July
Info
GPU PaaS releases are initially rolled out via Rafay's Air Gapped Controller form factor. These will be periodically bundled and rolled out into Rafay's Production SaaS.
v3.1-31¶
04 July, 2025 (est.)
Host Cluster Capacity Check for vClusters¶
The platform has been enhanced to keep track of the Host Cluster’s node-level capacity. So, when a vCluster creation request comes in, the platform will identify and allocate a node that can satisfy the requested GPU type and count.
Info
The end user will be presented with an error message if capacity for the vCluster cannot be allocated.
Branding & Theme Enhancements¶
This release builds on branding and theme enhancements from the previous release. These changes provide greater branding flexibility and a unified experience.
Primary, Secondary and Sidebar Colors¶
Admins can now configure custom primary, secondary, and sidebar colors, expanding beyond the previously limited primary/secondary options.
Instant Preview¶
Admins are provided with an instant preview showing what the updates to the theme would look like.
Reset to Default¶
Admins can quickly reset changes to default by clicking on the reset button.
Logos¶
In the Ops Console, admins can now provide the logos for dark and light background modes.
Favico & Background Images¶
In the Ops Console, admins can now provide the favico and background images for the web console.
URLs in Self Service Portal¶
In the Ops Console, admins can now specify custom URLs for the following.
- Terms of Service
- Privacy Policy, and
- Online Documentation
These will then be dynamically updated in the end user facing web console in the login and sign up pages
Themed Login and Sign Up Pages¶
End user login and account sign up pages now use the admin configured theme ensuring consistent themes across the entire platform.

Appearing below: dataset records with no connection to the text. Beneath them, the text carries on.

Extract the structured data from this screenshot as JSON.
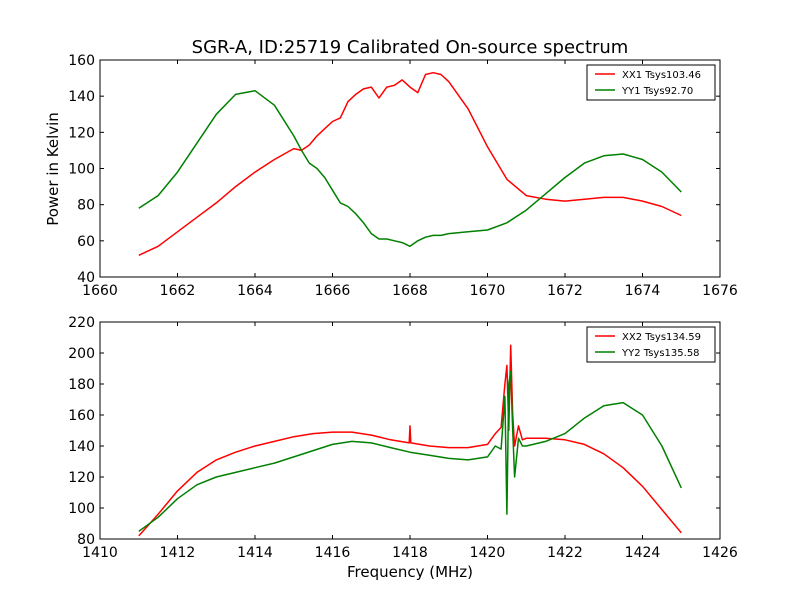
{
  "chart_data": [
    {
      "type": "line",
      "title": "SGR-A, ID:25719 Calibrated On-source spectrum",
      "xlabel": "",
      "ylabel": "Power in Kelvin",
      "xlim": [
        1660,
        1676
      ],
      "ylim": [
        40,
        160
      ],
      "xticks": [
        1660,
        1662,
        1664,
        1666,
        1668,
        1670,
        1672,
        1674,
        1676
      ],
      "yticks": [
        40,
        60,
        80,
        100,
        120,
        140,
        160
      ],
      "grid": false,
      "legend_position": "top-right",
      "series": [
        {
          "name": "XX1 Tsys103.46",
          "color": "#ff0000",
          "x": [
            1661.0,
            1661.5,
            1662.0,
            1662.5,
            1663.0,
            1663.5,
            1664.0,
            1664.5,
            1665.0,
            1665.2,
            1665.4,
            1665.6,
            1665.8,
            1666.0,
            1666.2,
            1666.4,
            1666.6,
            1666.8,
            1667.0,
            1667.2,
            1667.4,
            1667.6,
            1667.8,
            1668.0,
            1668.2,
            1668.4,
            1668.6,
            1668.8,
            1669.0,
            1669.5,
            1670.0,
            1670.5,
            1671.0,
            1671.5,
            1672.0,
            1672.5,
            1673.0,
            1673.5,
            1674.0,
            1674.5,
            1675.0
          ],
          "y": [
            52,
            57,
            65,
            73,
            81,
            90,
            98,
            105,
            111,
            110,
            113,
            118,
            122,
            126,
            128,
            137,
            141,
            144,
            145,
            139,
            145,
            146,
            149,
            145,
            142,
            152,
            153,
            152,
            148,
            133,
            112,
            94,
            85,
            83,
            82,
            83,
            84,
            84,
            82,
            79,
            74
          ]
        },
        {
          "name": "YY1 Tsys92.70",
          "color": "#008000",
          "x": [
            1661.0,
            1661.5,
            1662.0,
            1662.5,
            1663.0,
            1663.5,
            1664.0,
            1664.5,
            1665.0,
            1665.2,
            1665.4,
            1665.6,
            1665.8,
            1666.0,
            1666.2,
            1666.4,
            1666.6,
            1666.8,
            1667.0,
            1667.2,
            1667.4,
            1667.6,
            1667.8,
            1668.0,
            1668.2,
            1668.4,
            1668.6,
            1668.8,
            1669.0,
            1669.5,
            1670.0,
            1670.5,
            1671.0,
            1671.5,
            1672.0,
            1672.5,
            1673.0,
            1673.5,
            1674.0,
            1674.5,
            1675.0
          ],
          "y": [
            78,
            85,
            98,
            114,
            130,
            141,
            143,
            135,
            118,
            110,
            103,
            100,
            95,
            88,
            81,
            79,
            75,
            70,
            64,
            61,
            61,
            60,
            59,
            57,
            60,
            62,
            63,
            63,
            64,
            65,
            66,
            70,
            77,
            86,
            95,
            103,
            107,
            108,
            105,
            98,
            87
          ]
        }
      ]
    },
    {
      "type": "line",
      "title": "",
      "xlabel": "Frequency (MHz)",
      "ylabel": "",
      "xlim": [
        1410,
        1426
      ],
      "ylim": [
        80,
        220
      ],
      "xticks": [
        1410,
        1412,
        1414,
        1416,
        1418,
        1420,
        1422,
        1424,
        1426
      ],
      "yticks": [
        80,
        100,
        120,
        140,
        160,
        180,
        200,
        220
      ],
      "grid": false,
      "legend_position": "top-right",
      "series": [
        {
          "name": "XX2 Tsys134.59",
          "color": "#ff0000",
          "x": [
            1411.0,
            1411.5,
            1412.0,
            1412.5,
            1413.0,
            1413.5,
            1414.0,
            1414.5,
            1415.0,
            1415.5,
            1416.0,
            1416.5,
            1417.0,
            1417.5,
            1417.98,
            1418.0,
            1418.02,
            1418.5,
            1419.0,
            1419.5,
            1420.0,
            1420.2,
            1420.35,
            1420.45,
            1420.5,
            1420.55,
            1420.6,
            1420.65,
            1420.7,
            1420.8,
            1420.9,
            1421.0,
            1421.5,
            1422.0,
            1422.5,
            1423.0,
            1423.5,
            1424.0,
            1424.5,
            1425.0
          ],
          "y": [
            82,
            96,
            111,
            123,
            131,
            136,
            140,
            143,
            146,
            148,
            149,
            149,
            147,
            144,
            142,
            153,
            142,
            140,
            139,
            139,
            141,
            148,
            152,
            180,
            192,
            150,
            205,
            160,
            140,
            153,
            144,
            145,
            145,
            144,
            141,
            135,
            126,
            114,
            99,
            84
          ]
        },
        {
          "name": "YY2 Tsys135.58",
          "color": "#008000",
          "x": [
            1411.0,
            1411.5,
            1412.0,
            1412.5,
            1413.0,
            1413.5,
            1414.0,
            1414.5,
            1415.0,
            1415.5,
            1416.0,
            1416.5,
            1417.0,
            1417.5,
            1418.0,
            1418.5,
            1419.0,
            1419.5,
            1420.0,
            1420.2,
            1420.35,
            1420.45,
            1420.5,
            1420.55,
            1420.6,
            1420.65,
            1420.7,
            1420.8,
            1420.9,
            1421.0,
            1421.5,
            1422.0,
            1422.5,
            1423.0,
            1423.5,
            1424.0,
            1424.5,
            1425.0
          ],
          "y": [
            85,
            94,
            106,
            115,
            120,
            123,
            126,
            129,
            133,
            137,
            141,
            143,
            142,
            139,
            136,
            134,
            132,
            131,
            133,
            140,
            138,
            172,
            96,
            180,
            188,
            150,
            120,
            145,
            140,
            140,
            143,
            148,
            158,
            166,
            168,
            160,
            140,
            113
          ]
        }
      ]
    }
  ]
}
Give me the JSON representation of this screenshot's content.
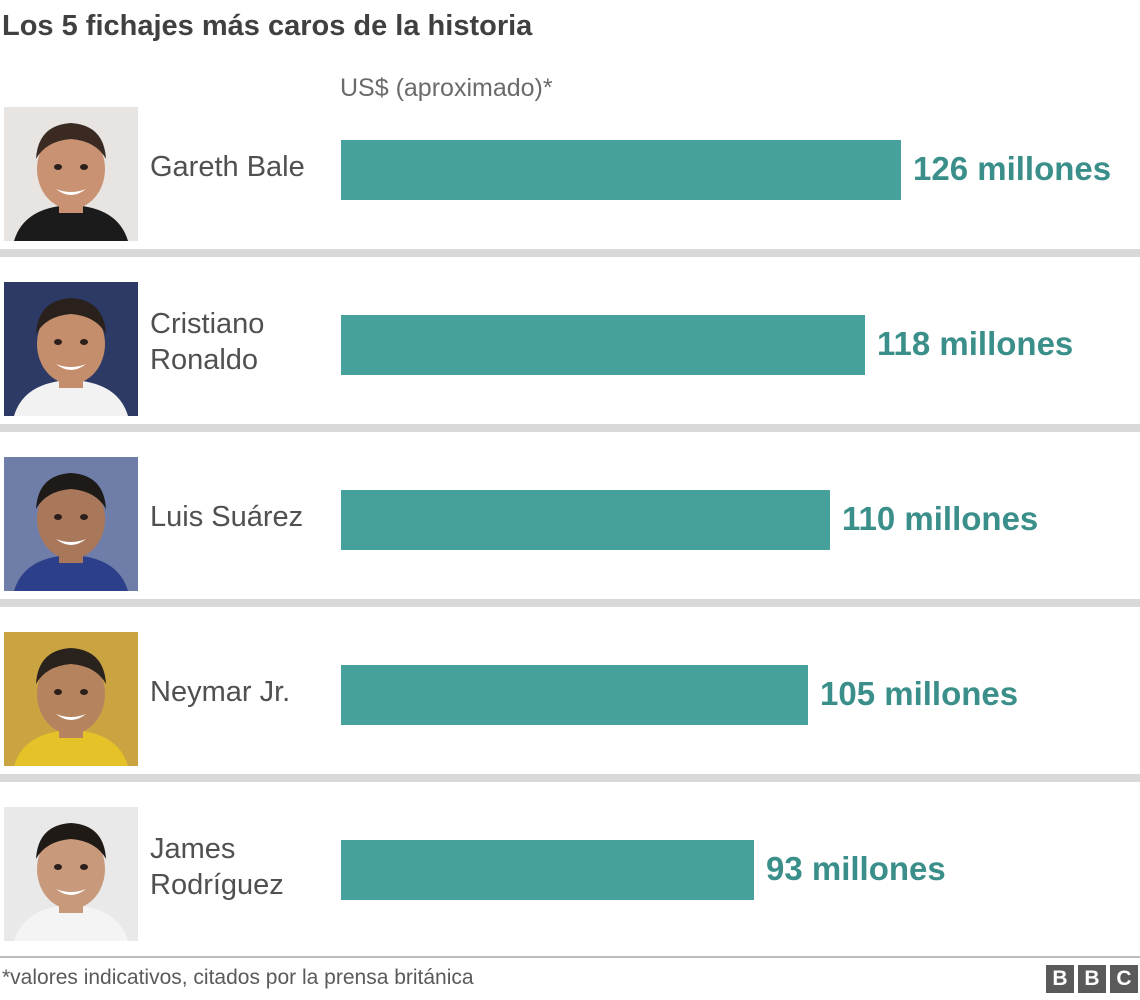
{
  "chart_data": {
    "type": "bar",
    "orientation": "horizontal",
    "title": "Los 5 fichajes más caros de la historia",
    "unit_label": "US$ (aproximado)*",
    "categories": [
      [
        "Gareth Bale"
      ],
      [
        "Cristiano",
        "Ronaldo"
      ],
      [
        "Luis Suárez"
      ],
      [
        "Neymar Jr."
      ],
      [
        "James",
        "Rodríguez"
      ]
    ],
    "values": [
      126,
      118,
      110,
      105,
      93
    ],
    "value_labels": [
      "126 millones",
      "118 millones",
      "110 millones",
      "105 millones",
      "93 millones"
    ],
    "bar_color": "#46a19d",
    "label_color": "#3b8f8a",
    "grid": false,
    "legend": "none"
  },
  "footer": {
    "note": "*valores indicativos, citados por la prensa británica",
    "logo_letters": [
      "B",
      "B",
      "C"
    ]
  }
}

Shown below is an example of a themed login page.
Shown below is an example of a themed sign-up page.
Schedules¶
Schedules allows for automated start/stop/custom actions on resources based on cron expressions and time zone. Schedules can be defined at various levels:
- Project Tags
- Compute/Service Profile Spec
- Instance / Service Spec
Example 1
A good example for a use case for this is "Time-Sharing Limited GPU Resources Across Teams". For example, consider an enterprise that has a limited pool of high-end GPUs (e.g., A100s or H100s) that must be shared among multiple internal teams (e.g., research, inference, and training teams). To prevent resource contention and ensure fair access, teams are assigned non-overlapping usage windows.
How Schedules Help:
- Research team: 8:00 AM – 12:00 PM IST
- Training team: 12:30 PM – 4:30 PM IST
- Inference team: 5:00 PM – 9:00 PM IST
Benefits:
- Enables fair and scheduled GPU sharing
- Prevents one team from monopolizing resources
- Automates transitions and avoids manual intervention
- Scales easily across projects using profile-level or tag-based schedules
Example 2
Shift-Left Provisioning for Slow-Starting Workloads
Some environments—such as GPU-backed training clusters, large LLM inference stacks, or complex data pipelines—can take 10–30 minutes to provision and become operational. Users expect these environments to be ready when they log in, not wait for deployment delays. This is particularly impactful in education, enterprise R&D, or MLOps platforms, where slow-starting resources can derail daily workflows or testing cycles.
Use a “start” schedule to pre-warm or provision environments in advance of expected usage windows. For example,
- Environment scheduled to start at 7:30 AM IST
- Users typically log in by 8:00 AM IST
- Auto-stop schedules to shut down idle environments post-work hours.
Benefits:
- Eliminates cold-start delays for time-sensitive teams
- Improves user experience for researchers, analysts, or students
- Ensures readiness without manual intervention
- Optimizes resource scheduling across dependent systems (e.g., inference + storage + UI)
Email Notifications¶
Cloud Provider administrators can now configure email providers for user notifications. SMTP and SendGrid are the currently supported providers. When enabled, end users will automatically receive notifications for scenarios such as the following:
- Temporary password for new users
- Password reset workflows
- Self service sign up of new orgs, etc
v3.1-32¶
18 July, 2025 (est.)
Container Deployment Wizard¶
End users can use Rafay's wizard type workflow to deploy their container images to the Kubernetes cluster or virtual cluster based compute instances without having to write a single line of Kubernetes YAML. Based on the user's inputs, Rafay will automatically generate a deployment YAML specification and deploy it to an isolated namespace in the shared/tenant specific cluster.
Pod as a Service¶
A new type of compute (Pod-as-a-Service) is now available for providers to offer their end users.
Users can request environments via CLI or via Rafay's self service portal by specifying "OS, container image, GPU, and SSH keys". Unlike a VM or a Kubernetes Cluster, the environment is provisioned in ~30 seconds. The end user is then provided with seamless SSH and HTTPS web access to the deployed environments.